This week I played a simple improvisational game with two separate groups. The game is called Disassociations and the rules are simple; one player says a word and the other player has to say a word that is entirely unconnected with the first word.
For example, I might say clock and then you might say sandwich.
If the first player thinks he or she can see a strong connection between the two words then they can challenge and win a point. The challenge is judged by a third party. If no connection is seen or no challenge is made then it is now back to player one who must think of an unconnected word, and so on.
But the specifics of the game aren’t important. What I want to talk about today is how, on both occasions, players cheated. Or, more to the point, why they cheated.
This game is pretty easy to cheat. In this instance cheating is more akin to hacking the game than doing anything more active. It’s the improvisational equivalent of sticking the egg to your spoon. If you do it right, the only person who can tell you’re doing it is you. What happened, fairly quickly, was that players started thinking of words ahead of time, not waiting for the word they had to respond to. This trick would mean that it would take a great coincidence for the word to be connected in some strong way.
I noticed this cheating on both occasions in part because I had done the exact same thing when I first played the game with my wife. I cheated even though, at that moment, the entire point was to test out the game!
So the first thing I should point out is that I am in no way judging the players who cheated. In fact, cheating in this game displays both creative thinking and a strong desire to win, neither of which are essentially bad.
But, of course, as a training exercise this game loses all its value when you cheat in this way. So why did so many people do it?
I run training courses for various companies and one strong theme I have noticed is the desire to incorporate competitive elements into the training. Competitions, prizes, and ranking of teams and individuals based on how they performed during the course seem to be very popular. I have always felt an instinctive dislike for this idea and pushed back against it with various levels of success. But until now I haven’t been able to properly put my finger on exactly why I don’t like this competitive element.
I’ve pointed out that it can lead to negative feelings among those who are seen to have performed less well than others, that the stress and tension of competition can make it harder to learn, and so on. But now I see that the problem is the concept of performance itself, what I call the Performance Paradigm.
The Performance Paradigm is a concept of how the world is, how we are expected to behave, and how we are being viewed. If we relate to life as a performance then some behaviours naturally flow from that relationship. If life is a performance then:
- I am being judged
- If it cannot be seen and measured then it doesn’t matter
- If someone else is doing better than me then I am failing
- Failure of any kind of bad
- Sharing incomplete ideas is giving away competitive advantage
- Personal insights and growth have no direct value
There are many more ideas that flow from the Performance Paradigm but I would like to focus on that last one because, for me, its the most important.
If we see training as existing within the Performance Paradigm then we are focused externally, looking outwards at how our actions are perceived by others, prioritising what is visible over what is invisible. If this is the case we cannot be focused internally, seeking deeper insights into ourselves.

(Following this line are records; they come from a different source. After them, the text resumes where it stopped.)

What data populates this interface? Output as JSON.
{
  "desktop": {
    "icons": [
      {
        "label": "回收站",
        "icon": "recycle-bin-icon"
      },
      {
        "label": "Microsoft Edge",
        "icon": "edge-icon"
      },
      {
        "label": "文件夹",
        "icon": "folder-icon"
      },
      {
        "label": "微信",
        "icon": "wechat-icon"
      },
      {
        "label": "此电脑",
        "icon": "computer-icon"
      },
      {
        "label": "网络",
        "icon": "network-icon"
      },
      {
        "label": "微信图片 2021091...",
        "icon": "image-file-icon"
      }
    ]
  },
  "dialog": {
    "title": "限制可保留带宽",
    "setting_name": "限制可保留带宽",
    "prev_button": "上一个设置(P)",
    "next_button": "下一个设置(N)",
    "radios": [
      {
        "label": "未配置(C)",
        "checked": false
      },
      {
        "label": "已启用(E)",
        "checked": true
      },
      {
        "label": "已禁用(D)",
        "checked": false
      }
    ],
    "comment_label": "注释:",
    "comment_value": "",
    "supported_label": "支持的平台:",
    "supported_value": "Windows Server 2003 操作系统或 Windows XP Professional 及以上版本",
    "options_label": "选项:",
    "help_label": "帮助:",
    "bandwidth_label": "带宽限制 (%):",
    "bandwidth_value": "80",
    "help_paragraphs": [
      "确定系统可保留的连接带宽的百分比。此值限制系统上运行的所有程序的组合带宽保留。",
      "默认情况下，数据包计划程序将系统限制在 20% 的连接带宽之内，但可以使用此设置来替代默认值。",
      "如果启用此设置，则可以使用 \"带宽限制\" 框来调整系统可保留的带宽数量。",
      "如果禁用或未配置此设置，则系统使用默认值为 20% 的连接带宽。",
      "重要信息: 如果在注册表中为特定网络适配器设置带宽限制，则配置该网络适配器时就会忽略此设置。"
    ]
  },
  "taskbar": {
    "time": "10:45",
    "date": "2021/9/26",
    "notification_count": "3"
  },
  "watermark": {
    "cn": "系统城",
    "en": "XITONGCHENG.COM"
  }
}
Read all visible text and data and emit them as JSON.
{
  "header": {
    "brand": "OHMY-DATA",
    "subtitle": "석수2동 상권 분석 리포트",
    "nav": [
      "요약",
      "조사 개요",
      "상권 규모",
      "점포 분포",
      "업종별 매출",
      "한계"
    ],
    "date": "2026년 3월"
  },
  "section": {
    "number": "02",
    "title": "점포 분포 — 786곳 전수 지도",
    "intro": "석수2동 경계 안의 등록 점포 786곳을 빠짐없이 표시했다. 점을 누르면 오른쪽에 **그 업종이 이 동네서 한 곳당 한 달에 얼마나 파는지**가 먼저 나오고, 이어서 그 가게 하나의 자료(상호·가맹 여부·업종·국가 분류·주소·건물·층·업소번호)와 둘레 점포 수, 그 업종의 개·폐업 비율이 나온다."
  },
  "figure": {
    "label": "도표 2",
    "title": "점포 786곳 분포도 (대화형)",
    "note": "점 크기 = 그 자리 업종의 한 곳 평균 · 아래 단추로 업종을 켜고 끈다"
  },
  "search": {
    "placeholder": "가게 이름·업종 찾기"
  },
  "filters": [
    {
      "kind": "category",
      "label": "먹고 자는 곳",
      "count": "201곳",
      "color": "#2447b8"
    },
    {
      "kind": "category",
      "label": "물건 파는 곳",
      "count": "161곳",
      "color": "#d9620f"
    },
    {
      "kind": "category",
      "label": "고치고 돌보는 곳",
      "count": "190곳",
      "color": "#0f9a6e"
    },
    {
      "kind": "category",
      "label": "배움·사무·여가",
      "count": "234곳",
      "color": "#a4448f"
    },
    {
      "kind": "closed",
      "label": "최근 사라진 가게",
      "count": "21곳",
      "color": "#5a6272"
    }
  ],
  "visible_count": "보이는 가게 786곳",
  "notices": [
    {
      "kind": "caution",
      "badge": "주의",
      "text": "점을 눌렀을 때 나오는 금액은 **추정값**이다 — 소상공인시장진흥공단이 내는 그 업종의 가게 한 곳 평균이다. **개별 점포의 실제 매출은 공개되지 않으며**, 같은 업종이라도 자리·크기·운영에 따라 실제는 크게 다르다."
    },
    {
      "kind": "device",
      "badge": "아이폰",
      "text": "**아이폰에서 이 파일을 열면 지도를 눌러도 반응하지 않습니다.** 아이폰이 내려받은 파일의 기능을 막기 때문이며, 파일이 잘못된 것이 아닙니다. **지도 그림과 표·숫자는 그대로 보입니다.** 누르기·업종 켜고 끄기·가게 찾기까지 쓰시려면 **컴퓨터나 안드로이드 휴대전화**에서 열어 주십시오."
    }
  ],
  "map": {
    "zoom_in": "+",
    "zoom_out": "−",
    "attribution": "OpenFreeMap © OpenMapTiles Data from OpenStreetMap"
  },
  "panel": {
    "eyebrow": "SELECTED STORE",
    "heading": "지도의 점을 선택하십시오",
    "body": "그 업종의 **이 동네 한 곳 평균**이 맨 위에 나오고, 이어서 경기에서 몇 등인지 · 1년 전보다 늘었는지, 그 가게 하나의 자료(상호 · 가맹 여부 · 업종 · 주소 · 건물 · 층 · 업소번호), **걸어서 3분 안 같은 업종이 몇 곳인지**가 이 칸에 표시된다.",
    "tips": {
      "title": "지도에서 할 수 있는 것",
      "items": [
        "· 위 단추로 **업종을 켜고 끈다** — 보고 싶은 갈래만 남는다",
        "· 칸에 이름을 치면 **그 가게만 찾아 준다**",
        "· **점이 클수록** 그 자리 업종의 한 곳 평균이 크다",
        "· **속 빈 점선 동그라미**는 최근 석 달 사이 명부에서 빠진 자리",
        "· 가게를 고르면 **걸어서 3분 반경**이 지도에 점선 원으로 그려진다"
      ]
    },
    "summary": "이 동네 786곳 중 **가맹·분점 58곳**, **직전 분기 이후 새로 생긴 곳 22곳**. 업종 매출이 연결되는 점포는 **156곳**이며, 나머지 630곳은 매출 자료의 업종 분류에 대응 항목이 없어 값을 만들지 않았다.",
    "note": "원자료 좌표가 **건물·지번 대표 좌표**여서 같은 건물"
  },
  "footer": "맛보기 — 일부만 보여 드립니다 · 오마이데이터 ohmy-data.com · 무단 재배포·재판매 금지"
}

My method, using play, coaching, and mindfulness to drive self directed change is dependent on shifting people away from this external view and towards the internal. In my way of working what is visible on the outside is not important in the slightest. What matters is your internal process, your personal insights and the growth that can arise from them. So it follows that I have to do everything I can to remove this Performance Paradigm from my training courses and replace it with a paradigm based on exploration, practice, experimentation, and self knowledge.
We live in a culture that cares deeply about performance. We learn from an early age that doing it right gets rewarded while mistakes get punished. And this may be why we quickly drop things we believe ourselves to not be “good at”. All toddlers paint, sculpt, act, dance, sing, play whatever sport appeals to them, and very few consider their performance in any given activity before they choose to partake. I think that’s because they haven’t yet learned to value their experience only in terms of some quasi-objective external judgement of quality.
How many useful practices have you withdrawn from because you have decided you aren’t good at them? If you used to paint but stopped because your paintings weren’t good, have you stopped to think about how that practice of painting may have been massively useful to you in ways that had nothing to do with the quality of the resultant image?
On the other side, how often have you judged someone else for doing something that they aren’t good at? I offer this question without meaning to attack you because I do this myself - and I have less excuse than anyone considering what I do for a living. Have you ever laughed at someone’s armature poetry or mocked someone for their mediocre dancing? If so, this is the Performance Paradigm at work, limiting others just as it limits you.
The Performance Paradigm is so overwhelmingly powerful that it causes us to avoid activities that may be good for us in order to not be seen to do anything we aren’t good at, and to cheat in training because we have learned to value the appearance of high performance over real learning. It’s obvious that this is not a state of affairs we can allow to continue.
Whether at work or in your personal life I would urge you to look at and consider your language and your actions and ask if you are applying the Performance Paradigm inappropriately, and in ways that may be limiting to yourself and to others. As they say in improv - everything is an offer. Be open to them.